Abstract
A sensor network is a distributed system consisting of many embedded devices or sensors that can be installed over a large-scale physical environment. These intelligent sensors are designed to collect enormous amounts of data, requiring non-conventional techniques to store, process, and analyze data in real-time, particularly for detecting anomalies. Using analytical methods for massive data is a new challenge, but the concept of big data may provide the opportunity to meet this challenge. The emergence of big data and complex systems in sensor networks has revolutionized fault detection because many different types of anomalies can occur in sensor networks for various reasons. However, despite the considerable investment in intelligent devices and sensors, many network systems have no efficient, customized real-time data analytics framework for anomaly detection. This thesis focuses on the development of such algorithms in real-time. This thesis proposes a new data fusion and network analytics framework based on the topology of large-scale networks and the stochastic dependencies among nodes, edges, and sensor data. This novel framework can transform real-time sensor data collected from disparate sources in a network to detect the location of anomalies and the nodes impacted by the anomalies. By intelligently fusing multidimensional sensor data based on the topology of a large-scale network, this work also contributes to big data analytics for network systems. This proposed framework not only brings computational benefits but also results in better anomaly estimates, leading to lower false alarm rates, and higher detection rates.

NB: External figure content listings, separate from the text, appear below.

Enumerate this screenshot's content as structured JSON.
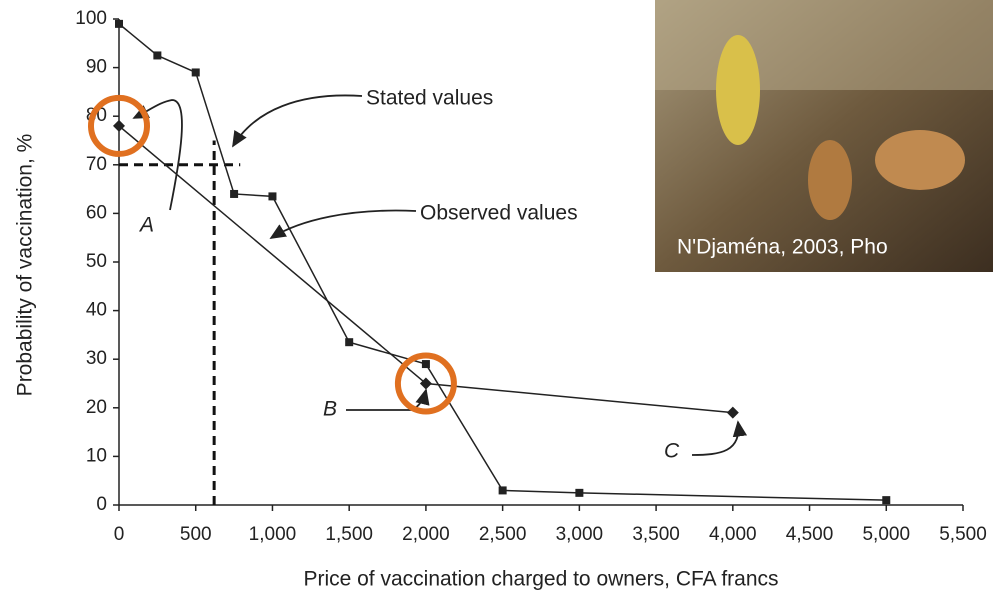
{
  "chart_data": {
    "type": "line",
    "x_label": "Price of vaccination charged to owners, CFA francs",
    "y_label": "Probability of vaccination, %",
    "xlim": [
      0,
      5500
    ],
    "xticks": [
      0,
      500,
      {
        "value": 1000,
        "label": "1,000"
      },
      {
        "value": 1500,
        "label": "1,500"
      },
      {
        "value": 2000,
        "label": "2,000"
      },
      {
        "value": 2500,
        "label": "2,500"
      },
      {
        "value": 3000,
        "label": "3,000"
      },
      {
        "value": 3500,
        "label": "3,500"
      },
      {
        "value": 4000,
        "label": "4,000"
      },
      {
        "value": 4500,
        "label": "4,500"
      },
      {
        "value": 5000,
        "label": "5,000"
      },
      {
        "value": 5500,
        "label": "5,500"
      }
    ],
    "ylim": [
      0,
      100
    ],
    "yticks": [
      0,
      10,
      20,
      30,
      40,
      50,
      60,
      70,
      80,
      90,
      100
    ],
    "grid": false,
    "series": [
      {
        "name": "Stated values",
        "color": "#222222",
        "marker": "square",
        "x": [
          0,
          250,
          500,
          750,
          1000,
          1500,
          2000,
          2500,
          3000,
          5000
        ],
        "values": [
          99,
          92.5,
          89,
          64,
          63.5,
          33.5,
          29,
          3,
          2.5,
          1
        ]
      },
      {
        "name": "Observed values",
        "color": "#222222",
        "marker": "diamond",
        "x": [
          0,
          2000,
          4000
        ],
        "values": [
          78,
          25,
          19
        ]
      }
    ],
    "point_labels": [
      "A",
      "B",
      "C"
    ],
    "dashed_lines": [
      {
        "x": [
          0,
          790
        ],
        "y": [
          70,
          70
        ]
      },
      {
        "x": [
          620,
          620
        ],
        "y": [
          0,
          75
        ]
      }
    ]
  },
  "photo": {
    "caption": "N'Djaména, 2003, Pho"
  }
}
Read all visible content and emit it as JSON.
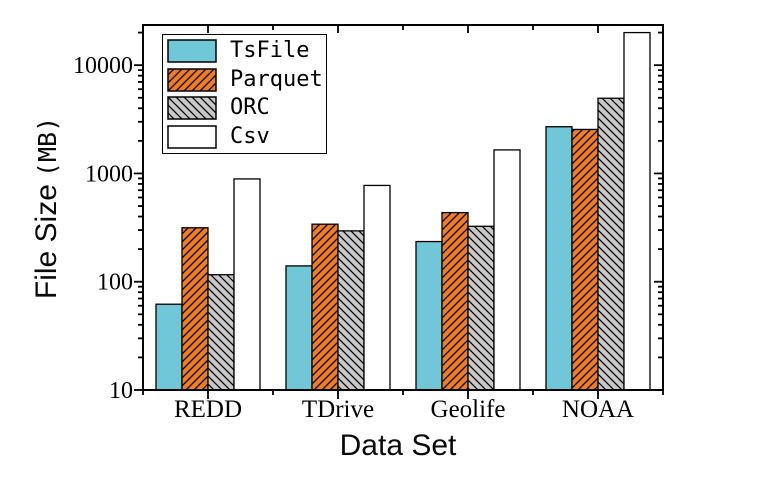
{
  "chart_data": {
    "type": "bar",
    "title": "",
    "xlabel": "Data Set",
    "ylabel": "File Size (MB)",
    "ylabel_main": "File Size",
    "ylabel_unit": "(MB)",
    "yscale": "log",
    "ylim": [
      10,
      23500
    ],
    "yticks": [
      "10",
      "100",
      "1000",
      "10000"
    ],
    "grid": false,
    "legend_position": "upper-left-inside",
    "bar_outline_color": "#000000",
    "categories": [
      "REDD",
      "TDrive",
      "Geolife",
      "NOAA"
    ],
    "series": [
      {
        "name": "TsFile",
        "color": "#6FC7D7",
        "hatch": "none",
        "values": [
          62,
          140,
          235,
          2700
        ]
      },
      {
        "name": "Parquet",
        "color": "#EE7D23",
        "hatch": "forward-diagonal",
        "values": [
          315,
          340,
          435,
          2550
        ]
      },
      {
        "name": "ORC",
        "color": "#C8C8C8",
        "hatch": "backward-diagonal",
        "values": [
          116,
          295,
          325,
          4950
        ]
      },
      {
        "name": "Csv",
        "color": "#FFFFFF",
        "hatch": "none",
        "values": [
          890,
          775,
          1650,
          20000
        ]
      }
    ]
  }
}
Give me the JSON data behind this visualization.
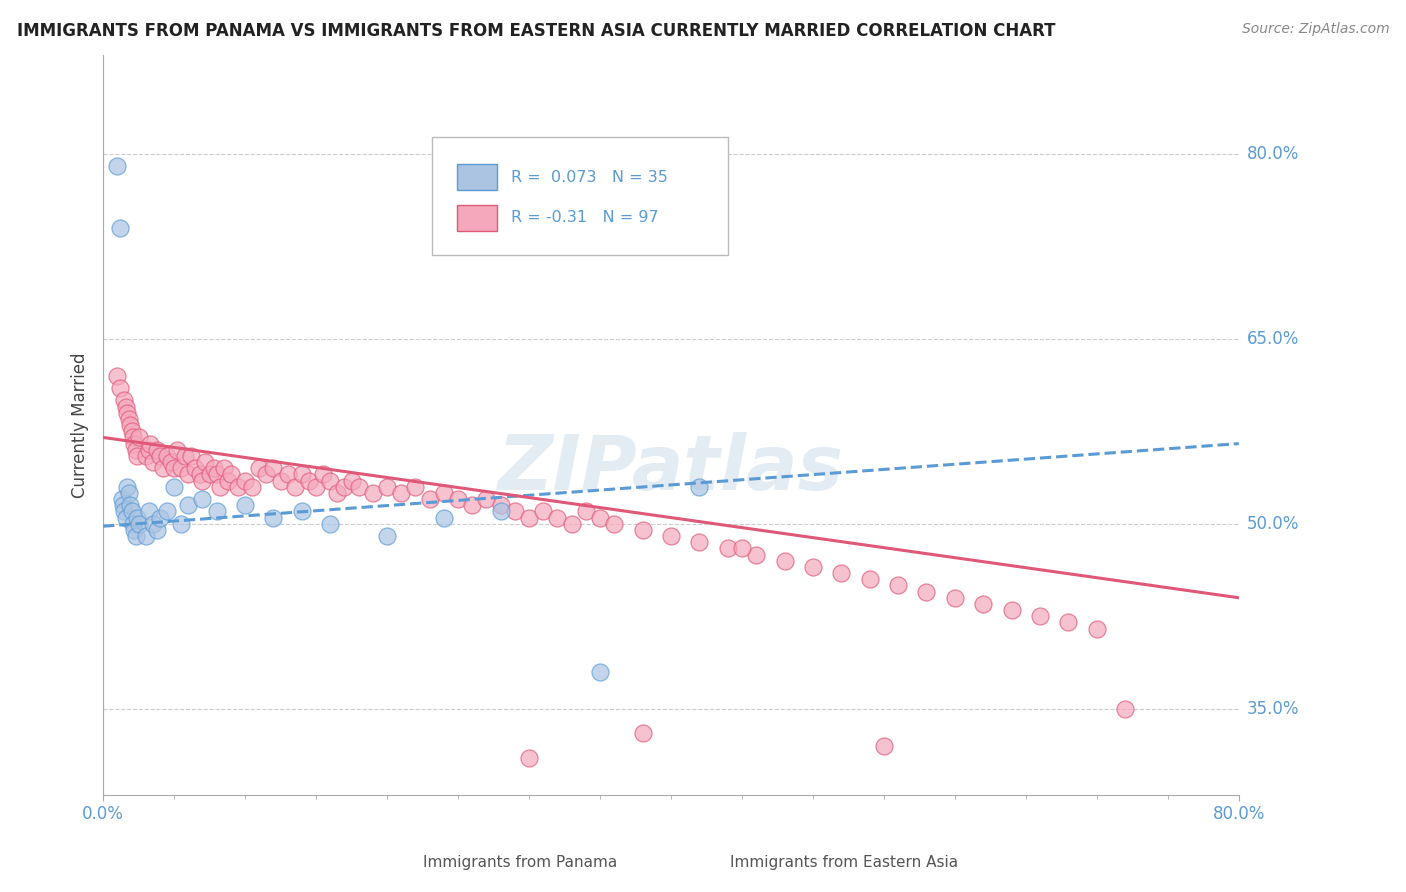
{
  "title": "IMMIGRANTS FROM PANAMA VS IMMIGRANTS FROM EASTERN ASIA CURRENTLY MARRIED CORRELATION CHART",
  "source_text": "Source: ZipAtlas.com",
  "ylabel": "Currently Married",
  "xlim": [
    0.0,
    0.8
  ],
  "ylim": [
    0.28,
    0.88
  ],
  "y_tick_values": [
    0.35,
    0.5,
    0.65,
    0.8
  ],
  "r_panama": 0.073,
  "n_panama": 35,
  "r_eastern_asia": -0.31,
  "n_eastern_asia": 97,
  "color_panama": "#aac4e2",
  "color_eastern_asia": "#f5a8bc",
  "line_color_panama": "#5b9bd5",
  "line_color_eastern_asia": "#e05878",
  "watermark": "ZIPatlas",
  "panama_x": [
    0.01,
    0.012,
    0.013,
    0.014,
    0.015,
    0.016,
    0.017,
    0.018,
    0.019,
    0.02,
    0.021,
    0.022,
    0.023,
    0.024,
    0.025,
    0.03,
    0.032,
    0.035,
    0.038,
    0.04,
    0.045,
    0.05,
    0.055,
    0.06,
    0.07,
    0.08,
    0.1,
    0.12,
    0.14,
    0.16,
    0.2,
    0.24,
    0.28,
    0.35,
    0.42
  ],
  "panama_y": [
    0.79,
    0.74,
    0.52,
    0.515,
    0.51,
    0.505,
    0.53,
    0.525,
    0.515,
    0.51,
    0.5,
    0.495,
    0.49,
    0.505,
    0.5,
    0.49,
    0.51,
    0.5,
    0.495,
    0.505,
    0.51,
    0.53,
    0.5,
    0.515,
    0.52,
    0.51,
    0.515,
    0.505,
    0.51,
    0.5,
    0.49,
    0.505,
    0.51,
    0.38,
    0.53
  ],
  "eastern_asia_x": [
    0.01,
    0.012,
    0.015,
    0.016,
    0.017,
    0.018,
    0.019,
    0.02,
    0.021,
    0.022,
    0.023,
    0.024,
    0.025,
    0.03,
    0.032,
    0.033,
    0.035,
    0.038,
    0.04,
    0.042,
    0.045,
    0.048,
    0.05,
    0.052,
    0.055,
    0.058,
    0.06,
    0.062,
    0.065,
    0.068,
    0.07,
    0.072,
    0.075,
    0.078,
    0.08,
    0.082,
    0.085,
    0.088,
    0.09,
    0.095,
    0.1,
    0.105,
    0.11,
    0.115,
    0.12,
    0.125,
    0.13,
    0.135,
    0.14,
    0.145,
    0.15,
    0.155,
    0.16,
    0.165,
    0.17,
    0.175,
    0.18,
    0.19,
    0.2,
    0.21,
    0.22,
    0.23,
    0.24,
    0.25,
    0.26,
    0.27,
    0.28,
    0.29,
    0.3,
    0.31,
    0.32,
    0.33,
    0.34,
    0.35,
    0.36,
    0.38,
    0.4,
    0.42,
    0.44,
    0.46,
    0.48,
    0.5,
    0.52,
    0.54,
    0.56,
    0.58,
    0.6,
    0.62,
    0.64,
    0.66,
    0.68,
    0.7,
    0.55,
    0.45,
    0.38,
    0.3,
    0.72
  ],
  "eastern_asia_y": [
    0.62,
    0.61,
    0.6,
    0.595,
    0.59,
    0.585,
    0.58,
    0.575,
    0.57,
    0.565,
    0.56,
    0.555,
    0.57,
    0.555,
    0.56,
    0.565,
    0.55,
    0.56,
    0.555,
    0.545,
    0.555,
    0.55,
    0.545,
    0.56,
    0.545,
    0.555,
    0.54,
    0.555,
    0.545,
    0.54,
    0.535,
    0.55,
    0.54,
    0.545,
    0.54,
    0.53,
    0.545,
    0.535,
    0.54,
    0.53,
    0.535,
    0.53,
    0.545,
    0.54,
    0.545,
    0.535,
    0.54,
    0.53,
    0.54,
    0.535,
    0.53,
    0.54,
    0.535,
    0.525,
    0.53,
    0.535,
    0.53,
    0.525,
    0.53,
    0.525,
    0.53,
    0.52,
    0.525,
    0.52,
    0.515,
    0.52,
    0.515,
    0.51,
    0.505,
    0.51,
    0.505,
    0.5,
    0.51,
    0.505,
    0.5,
    0.495,
    0.49,
    0.485,
    0.48,
    0.475,
    0.47,
    0.465,
    0.46,
    0.455,
    0.45,
    0.445,
    0.44,
    0.435,
    0.43,
    0.425,
    0.42,
    0.415,
    0.32,
    0.48,
    0.33,
    0.31,
    0.35
  ],
  "panama_line_x": [
    0.0,
    0.8
  ],
  "panama_line_y": [
    0.498,
    0.565
  ],
  "eastern_line_x": [
    0.0,
    0.8
  ],
  "eastern_line_y": [
    0.57,
    0.44
  ]
}
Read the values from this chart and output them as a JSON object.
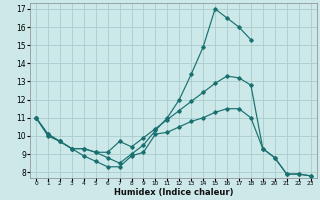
{
  "xlabel": "Humidex (Indice chaleur)",
  "background_color": "#cce8e8",
  "grid_color": "#aacccc",
  "line_color": "#1a7070",
  "xlim": [
    -0.5,
    23.5
  ],
  "ylim": [
    7.7,
    17.3
  ],
  "xticks": [
    0,
    1,
    2,
    3,
    4,
    5,
    6,
    7,
    8,
    9,
    10,
    11,
    12,
    13,
    14,
    15,
    16,
    17,
    18,
    19,
    20,
    21,
    22,
    23
  ],
  "yticks": [
    8,
    9,
    10,
    11,
    12,
    13,
    14,
    15,
    16,
    17
  ],
  "line1_x": [
    0,
    1,
    2,
    3,
    4,
    5,
    6,
    7,
    8,
    9,
    10,
    11,
    12,
    13,
    14,
    15,
    16,
    17,
    18,
    19,
    20,
    21,
    22,
    23
  ],
  "line1_y": [
    11,
    10,
    9.7,
    9.3,
    8.9,
    8.6,
    8.3,
    8.3,
    8.9,
    9.1,
    10.1,
    10.2,
    10.5,
    10.8,
    11.0,
    11.3,
    11.5,
    11.5,
    11.0,
    9.3,
    8.8,
    7.9,
    7.9,
    7.8
  ],
  "line2_x": [
    0,
    1,
    2,
    3,
    4,
    5,
    6,
    7,
    8,
    9,
    10,
    11,
    12,
    13,
    14,
    15,
    16,
    17,
    18,
    19,
    20,
    21,
    22,
    23
  ],
  "line2_y": [
    11,
    10.1,
    9.7,
    9.3,
    9.3,
    9.1,
    9.1,
    9.7,
    9.4,
    9.9,
    10.4,
    10.9,
    11.4,
    11.9,
    12.4,
    12.9,
    13.3,
    13.2,
    12.8,
    9.3,
    8.8,
    7.9,
    7.9,
    7.8
  ],
  "line3_x": [
    0,
    1,
    2,
    3,
    4,
    5,
    6,
    7,
    8,
    9,
    10,
    11,
    12,
    13,
    14,
    15,
    16,
    17,
    18
  ],
  "line3_y": [
    11,
    10.1,
    9.7,
    9.3,
    9.3,
    9.1,
    8.8,
    8.5,
    9.0,
    9.5,
    10.3,
    11.0,
    12.0,
    13.4,
    14.9,
    17.0,
    16.5,
    16.0,
    15.3
  ]
}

This thesis demonstrates the validity and practicability of the proposed framework in three phases. The first phase of the validation process consists of a set of experiments for detecting a single anomaly and its location from sensors installed at the lowest level in a network. Experiments have been conducted to demonstrate the working of the proposed model using two real-time datasets containing balanced and unbalanced anomaly data. In addition, the framework's sensitivity to some important inputs and setup parameters (i.e., number of binary sensor outputs, missing points, sensor partial information, and size of the network) is demonstrated. Also, to further express the benefits of the proposed framework, the experimental results are compared to other proposed models in this thesis, as well as the most commonly used machine learning techniques. The results prove that the proposed model outperforms other models and machine learning techniques (i.e., logistic regression, self-organizing maps (SOM), extreme gradient boosting (EGB), bagged trees, linear discriminant analysis (LDA), adaptive boosting (AdaBoost), and quadratic discriminant analysis(QDA)).
The second and third phases show that the proposed framework can be extended and utilized to detect multiple simultaneous anomalies and their locations in a network using subsystem-level and system-level sensor data, respectively.